The kitten reaches 3/4 of its adult size within five months and become totally independent by the end of their first year. Shortly after, they reach sexual maturity. In some areas, a sand cat will give birth to two litters per year.
Threats To The Sand Cat Population
As you can guess, the primary threat to this breed of small wild cat includes the destruction of habitat by humans and declining prey populations. They also represent an easy hunting target, as they are not aggressive toward humans and they sometimes sun themselves during the day on rocks.
Dogs and domestic and feral cats can pose a threat, as these may prey upon, compete with, or transmit diseases to the small feline.
On the list of threatened species, it is classified as Near Threatened.
This cat has been observed at night, when he closes his eyes when humans approach so that he cannot be spotted easily. This camouflaging technique helps him blend in with sand and darkness.

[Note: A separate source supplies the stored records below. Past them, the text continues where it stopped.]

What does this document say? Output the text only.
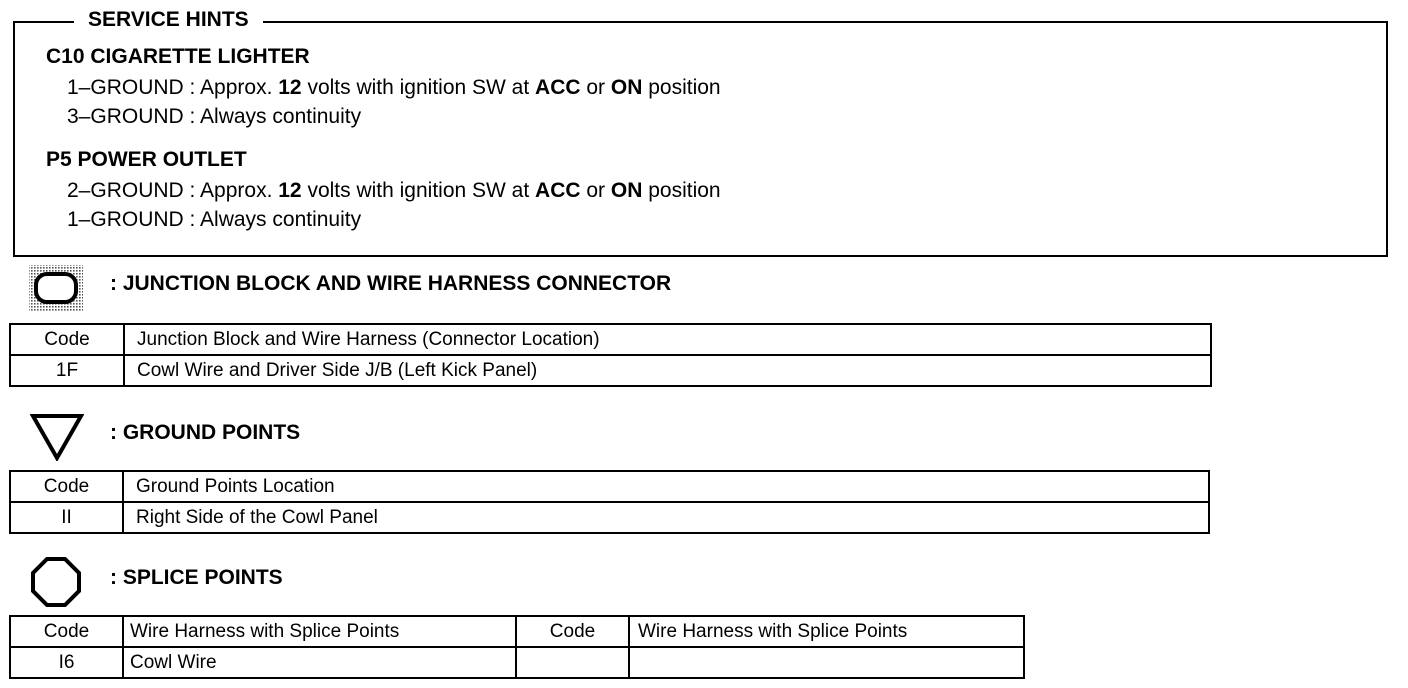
SERVICE HINTS
C10 CIGARETTE LIGHTER
1–GROUND : Approx. 12 volts with ignition SW at ACC or ON position
3–GROUND : Always continuity
P5 POWER OUTLET
2–GROUND : Approx. 12 volts with ignition SW at ACC or ON position
1–GROUND : Always continuity
: JUNCTION BLOCK AND WIRE HARNESS CONNECTOR
Code	Junction Block and Wire Harness (Connector Location)
1F	Cowl Wire and Driver Side J/B (Left Kick Panel)
: GROUND POINTS
Code	Ground Points Location
II	Right Side of the Cowl Panel
: SPLICE POINTS
Code	Wire Harness with Splice Points	Code	Wire Harness with Splice Points
I6	Cowl Wire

Can The Sand Cat Be Domesticated?
Now that you’ve read how they live, you might realize that these are very sensitive animals, and do not do well where their needs are not met. A few are living in captivity in zoos, who work to provide the environment they need. However, you won’t find any available for adoption.
Wild animals sometimes don’t lend themselves to becoming our companions. Actually, it’s rather nice to know that some of the wildness of the world will animals.net/sand-catremain the same. These cats have their place in their desert homes, and there they should remain.
However, it’s nice to learn about them and perhaps to join in the battle to keep them from becoming extinct. For starters, learning about them and their ways can help educate you to their existence and their needs. Isn’t it rather nice to know some creatures on our planet cannot be tamed?